È guerra aperta tra Google e l’Unione Europea. Il Parlamento europeo oggi ha infatti chiesto alla Commissione europea una reazione più decisa all’abuso della posizione dominante del colosso di Mountain View. La “Risoluzione per la difesa dei diritti dei consumatori nei mercati digitali” approvata a Strasburgo propone una riforma dell’assetto societario che preveda la separazione dei motori di ricerca dai servizi e dalle attività commerciali offerte da Google.

La mozione è stata promossa dai socialisti e dal Partito Popolare Europeo che da soli detengono il 55% dei seggi. Oggi ben il 90% delle ricerche online in Europa passa attraverso Google, una percentuale nettamente maggiore a quella statunitense. Il Parlamento europeo accusa la compagnia californiana di concorrenza sleale nei confronti delle aziende rivali. In parole povere, per l’UE Google giocherebbe sporco, anteponendo i suoi servizi a quelli della concorrenza nei risultati delle ricerche.
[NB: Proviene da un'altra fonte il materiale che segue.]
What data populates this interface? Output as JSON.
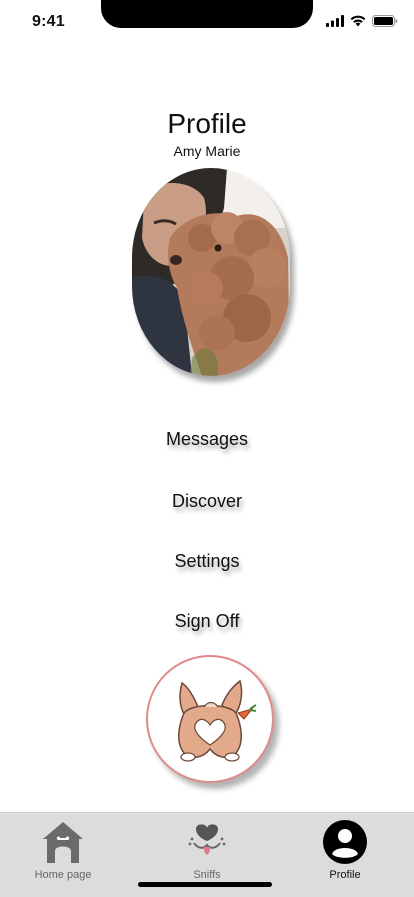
{
  "status": {
    "time": "9:41",
    "icons": [
      "signal-icon",
      "wifi-icon",
      "battery-icon"
    ]
  },
  "header": {
    "title": "Profile",
    "user_name": "Amy Marie"
  },
  "menu": {
    "items": [
      {
        "label": "Messages"
      },
      {
        "label": "Discover"
      },
      {
        "label": "Settings"
      },
      {
        "label": "Sign Off"
      }
    ]
  },
  "tabs": [
    {
      "label": "Home page",
      "icon": "dog-house-icon",
      "active": false
    },
    {
      "label": "Sniffs",
      "icon": "dog-nose-icon",
      "active": false
    },
    {
      "label": "Profile",
      "icon": "profile-icon",
      "active": true
    }
  ],
  "colors": {
    "accent_border": "#e08a8a",
    "tab_bar": "#dcdcdc",
    "dog_fur": "#e2a98a"
  }
}
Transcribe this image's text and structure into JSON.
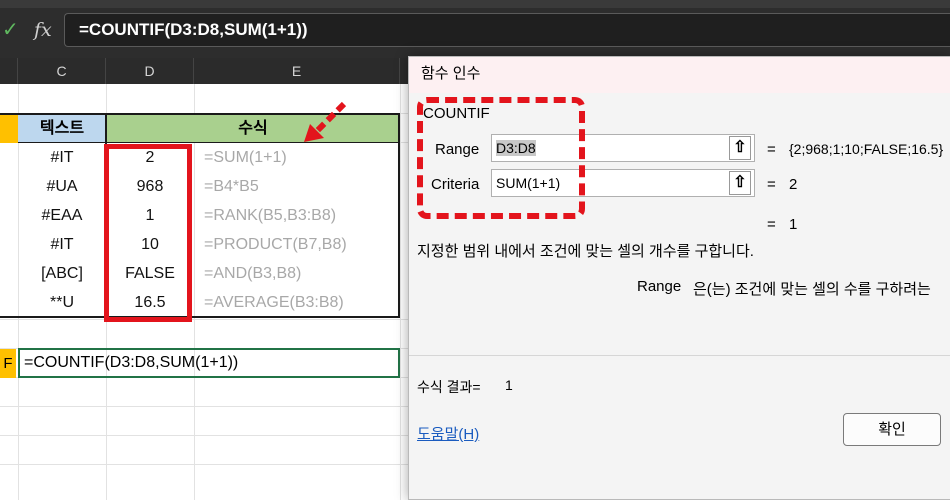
{
  "formula_bar": {
    "confirm_icon": "check-icon",
    "function_icon": "fx-icon",
    "fx_label": "fx",
    "formula": "=COUNTIF(D3:D8,SUM(1+1))"
  },
  "columns": [
    "C",
    "D",
    "E"
  ],
  "table": {
    "header_c": "텍스트",
    "header_e": "수식",
    "rows": [
      {
        "c": "#IT",
        "d": "2",
        "e": "=SUM(1+1)"
      },
      {
        "c": "#UA",
        "d": "968",
        "e": "=B4*B5"
      },
      {
        "c": "#EAA",
        "d": "1",
        "e": "=RANK(B5,B3:B8)"
      },
      {
        "c": "#IT",
        "d": "10",
        "e": "=PRODUCT(B7,B8)"
      },
      {
        "c": "[ABC]",
        "d": "FALSE",
        "e": "=AND(B3,B8)"
      },
      {
        "c": "**U",
        "d": "16.5",
        "e": "=AVERAGE(B3:B8)"
      }
    ]
  },
  "result_row": {
    "label": "F",
    "formula": "=COUNTIF(D3:D8,SUM(1+1))"
  },
  "dialog": {
    "title": "함수 인수",
    "function_name": "COUNTIF",
    "range_label": "Range",
    "range_value": "D3:D8",
    "range_result": "{2;968;1;10;FALSE;16.5}",
    "criteria_label": "Criteria",
    "criteria_value": "SUM(1+1)",
    "criteria_result": "2",
    "eq": "=",
    "overall_result": "1",
    "description": "지정한 범위 내에서 조건에 맞는 셀의 개수를 구합니다.",
    "arg_desc_name": "Range",
    "arg_desc_text": "은(는) 조건에 맞는 셀의 수를 구하려는",
    "formula_result_label": "수식 결과=",
    "formula_result_value": "1",
    "help_label": "도움말(H)",
    "ok_label": "확인"
  },
  "colors": {
    "highlight_red": "#e3141c",
    "header_green": "#a9d08e",
    "header_blue": "#bdd7ee",
    "accent_yellow": "#ffc000"
  }
}
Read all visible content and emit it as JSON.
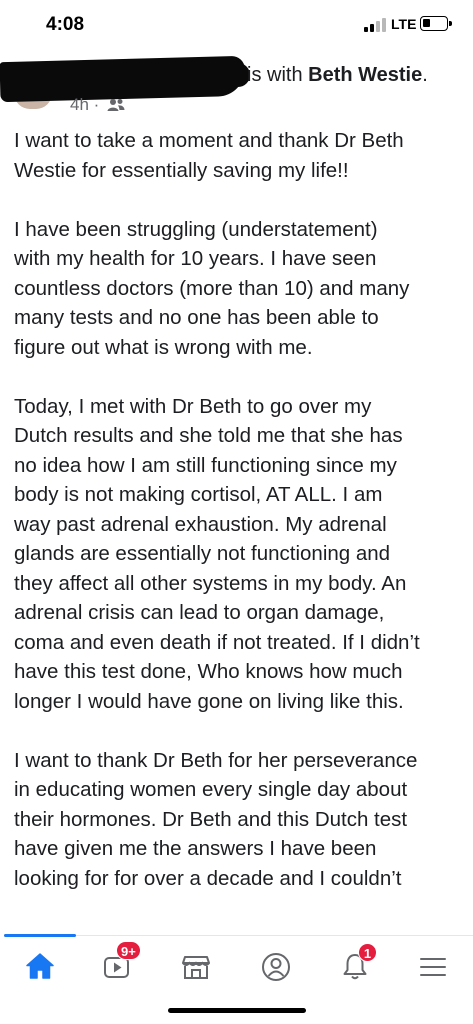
{
  "status_bar": {
    "time": "4:08",
    "network": "LTE",
    "signal_bars_active": 2,
    "signal_bars_total": 4
  },
  "post": {
    "author_redacted": true,
    "with_text": "is with ",
    "tagged_person": "Beth Westie",
    "tagged_suffix": ".",
    "time_ago": "4h",
    "separator": " · ",
    "audience_icon": "friends-icon",
    "paragraphs": [
      [
        "I want to take a moment and thank Dr Beth",
        "Westie for essentially saving my life!!"
      ],
      [
        "I have been struggling (understatement)",
        "with my health for 10 years. I have seen",
        "countless doctors (more than 10) and many",
        "many tests and no one has been able to",
        "figure out what is wrong with me."
      ],
      [
        "Today, I met with Dr Beth to go over my",
        "Dutch results and she told me that she has",
        "no idea how I am still functioning since my",
        "body is not making cortisol, AT ALL. I am",
        "way past adrenal exhaustion. My adrenal",
        "glands are essentially not functioning and",
        "they affect all other systems in my body. An",
        "adrenal crisis can lead to organ damage,",
        "coma and even death if not treated. If I didn’t",
        "have this test done, Who knows how much",
        "longer I would have gone on living like this."
      ],
      [
        "I want to thank Dr Beth for her perseverance",
        "in educating women every single day about",
        "their hormones. Dr Beth and this Dutch test",
        "have given me the answers I have been",
        "looking for for over a decade and I couldn’t"
      ]
    ]
  },
  "tab_bar": {
    "active_tab": "home",
    "tabs": [
      {
        "id": "home",
        "icon": "home-icon",
        "badge": ""
      },
      {
        "id": "video",
        "icon": "video-icon",
        "badge": "9+"
      },
      {
        "id": "marketplace",
        "icon": "marketplace-icon",
        "badge": ""
      },
      {
        "id": "profile",
        "icon": "profile-icon",
        "badge": ""
      },
      {
        "id": "notifications",
        "icon": "bell-icon",
        "badge": "1"
      },
      {
        "id": "menu",
        "icon": "menu-icon",
        "badge": ""
      }
    ]
  },
  "colors": {
    "accent": "#1877f2",
    "badge": "#e41e3f",
    "text": "#1c1e21",
    "secondary_text": "#65676b",
    "icon_inactive": "#65676b"
  }
}
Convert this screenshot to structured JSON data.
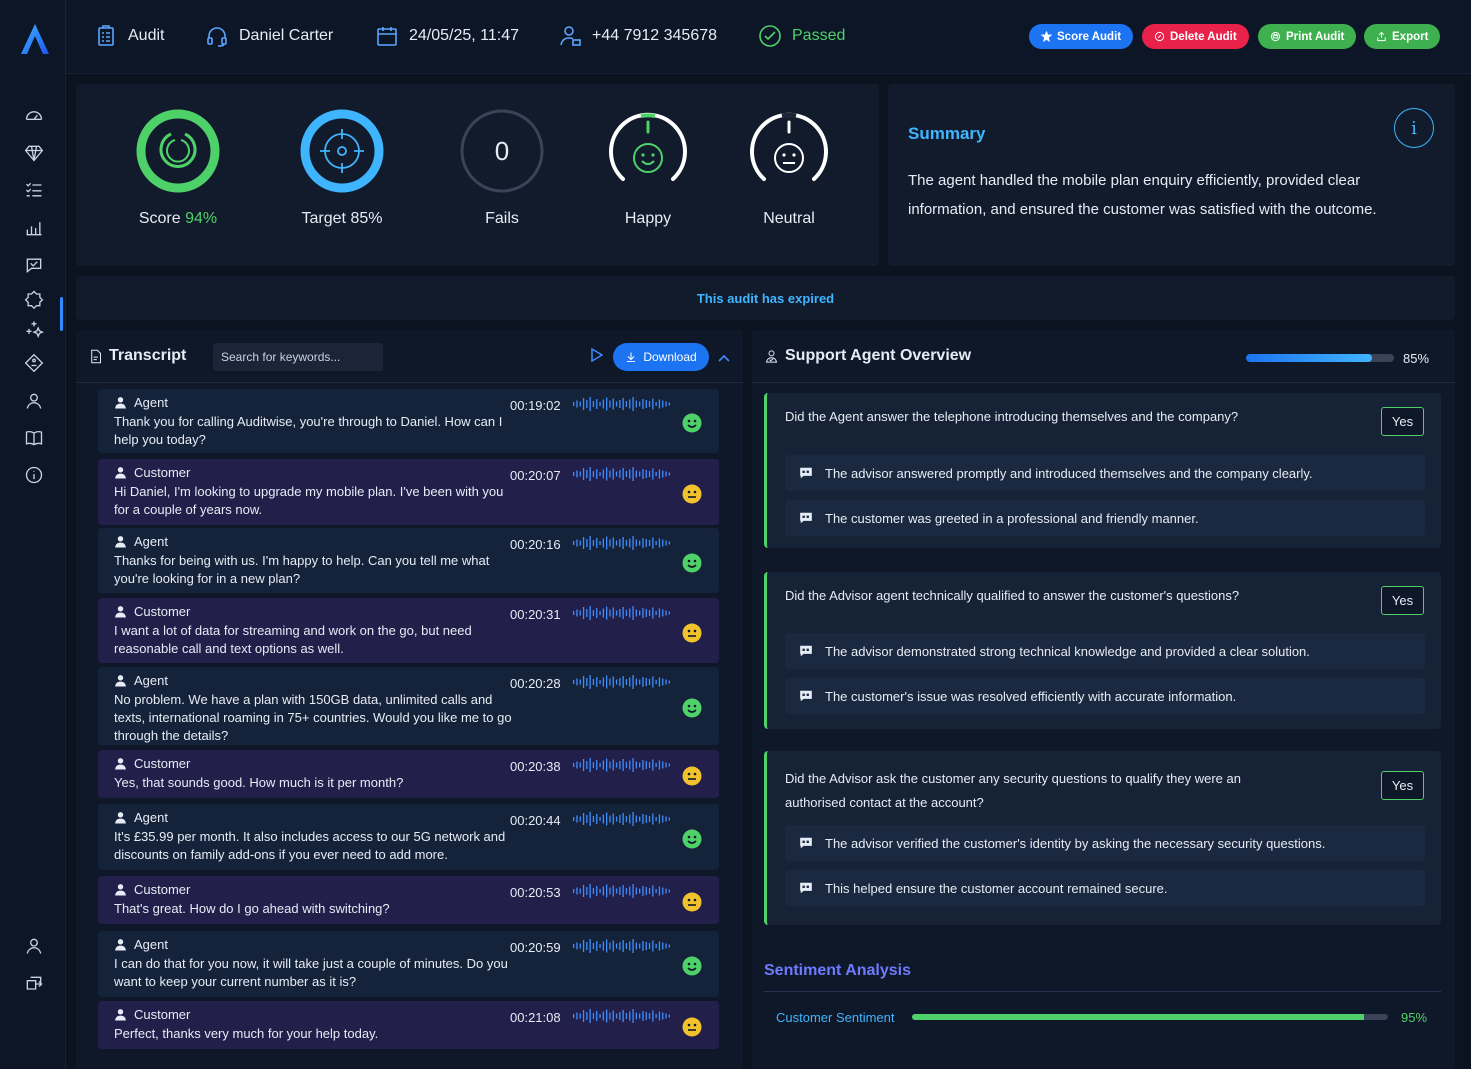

Il Parlamento europeo non ha potere di intervento sulle aziende, ma la Commissione sì. Da qui la risoluzione approvata oggi a Strasburgo che, pur non obbligando la Commissione a un intervento, mette pressione all’esecutivo affinché prenda una posizione più netta sulla questione. La richiesta è stata approvata con 384 voti favorevoli, 174 contrari e 56 astenuti.

Günther Oettinger, che dal primo novembre scorso è a capo della commissione europea per l’economia e la società digitale, ha espresso parere contrario a qualsiasi tentativo di smantellamento della società. Secondo l’economista tedesco, azioni simili ostacolerebbero l’economia di mercato su cui si fonda l’Unione Europea, sconfinando nell’economia pianificata.

Google è nel mirino dell’Unione Europea anche per la pubblicazione di materiale coperto da copyright nei risultati di ricerca e per il sistema operativo Android, utilizzato secondo l’Antitrust per promuovere le proprie applicazioni a svantaggio dei prodotti della concorrenza. Senza contare il nodo ancora irrisolto della privacy. La Commissione Europea sostiene che il diritto all’oblio deve essere garantito da Google ai suoi utenti in tutti i motori di ricerca e non solo nei domini comunitari.